Con lo stesso spirito di aiuto a liberi professionisti con bambini piccoli è il romano? L’Alveare nato nell’ambito dell’associazione “La città delle mamme”.

Open Campus
, nato a maggio 2010, è uno spazio di coworking che nasce all’interno di Tiscali, a Cagliari. Spazio dedicato alle startup digitali, con focus sulla promozione della cultura d’impresa.
Con sede in provincia di Varese, a Gallarate, B-Smart center ha come macro obiettivo la creazione di un “link tra la latitudine di Milano e quella di Gallarate”. Oltre alla gestione di uno spazio tecnologico grazie a partnership con brand digitali, sviluppa una community multiprofessionale realizzando varie attività, da aperitivi tematici a corsi di formazione che spaziano dall’enologia al digitale. Tra i progetti realizzati di forte impatto il lancio di un concorso per premiare idee imprenditoriali del territorio.

Officina Lieve
 è a 30 km da Firenze in un contesto di campagna, agricoltura, boschi e una rete molto forte legata al territorio. Trova nell’autoscotruzione e nei materiali naturali il cuore del suo progetto. Così forte il rapporto artigiano-costruttore, da dar vita ad una cooperativa. Sono work in progress!

Cobox
 è stato inaugurato il 27 di novembre a Cremona, all’interno di un progetto per la creazione di un polo tecnologico. Si tratta di un modello di business verticale che predilige l’ICT, questo per attrarre figure professionali particolarmente ricercate, come i programmatori.

Let’s Make
 è un’associazione di promozione sociale, che ha dato vita ad un coworking a Roma, nato da circa un anno. “Schede di prototipazione rapida, arduino, innovazione, cultura della fabbricazione digitale”, sono la parole chiave dei fondatori di Let’s Make. Nel coworking è stata introdotta una moneta battezzata Let’s coin, per generare un ciclo virtuoso di scambio di servizi e conoscenza. Tra i progetti germogliati nel coworking, un libro illustrato per non vedenti e uno strumento per insegnare in modo semplice l’arte della programmazione.
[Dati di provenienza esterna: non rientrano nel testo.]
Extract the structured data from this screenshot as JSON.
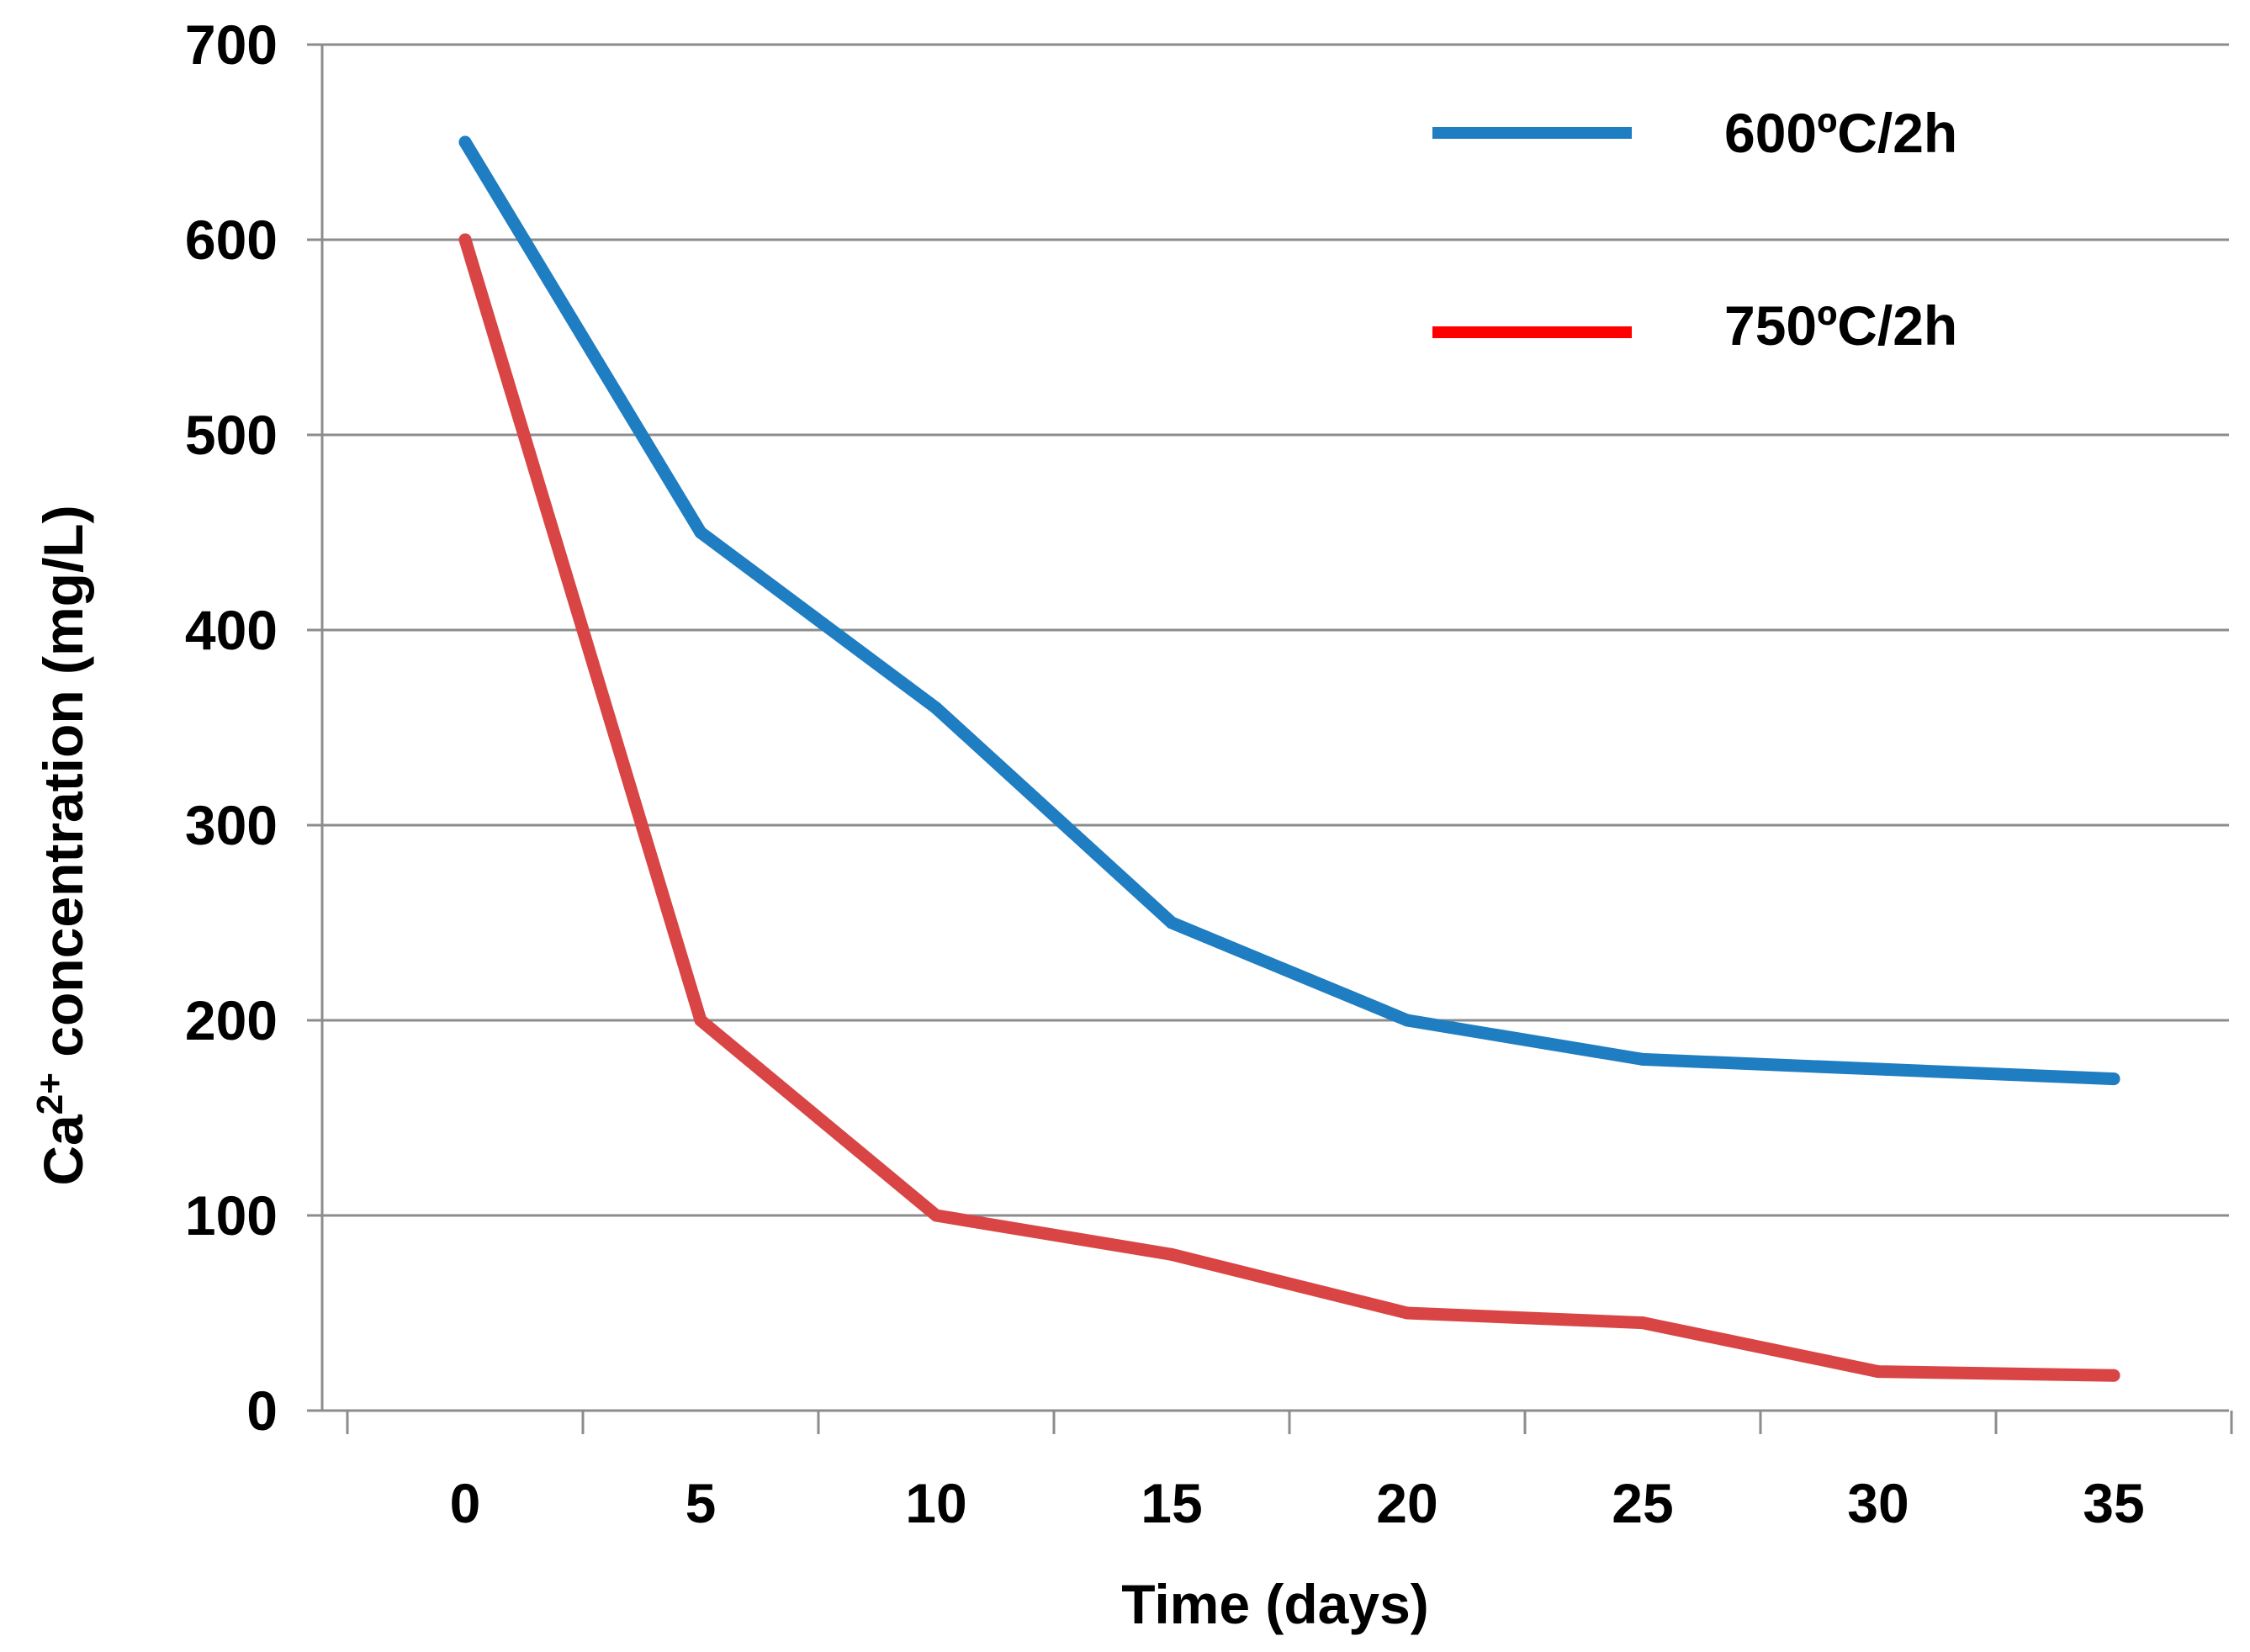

Restiamo ancora a Roma, con Cowo360, spazio che ha una seconda vita; dopo l’avvio da parte di Stefano Borghi, si è trasformato sempre più in una community gestita da un’associazione. La rinascita è caratterizzata da un focus forte sull’economia collaborativa che in breve ha attratto oltre 15 cowoker.

LOFT350
 spazio aperto a Modena. L’avventura inizia con la ristrutturazione di un grande capannone utilizato in origine da un artigiano, non senza intoppi burocratici. La realizzazione, come spesso accade nel coworking, è stata possibile grazie ad una community multiprofessionale di lavoratori nomadi.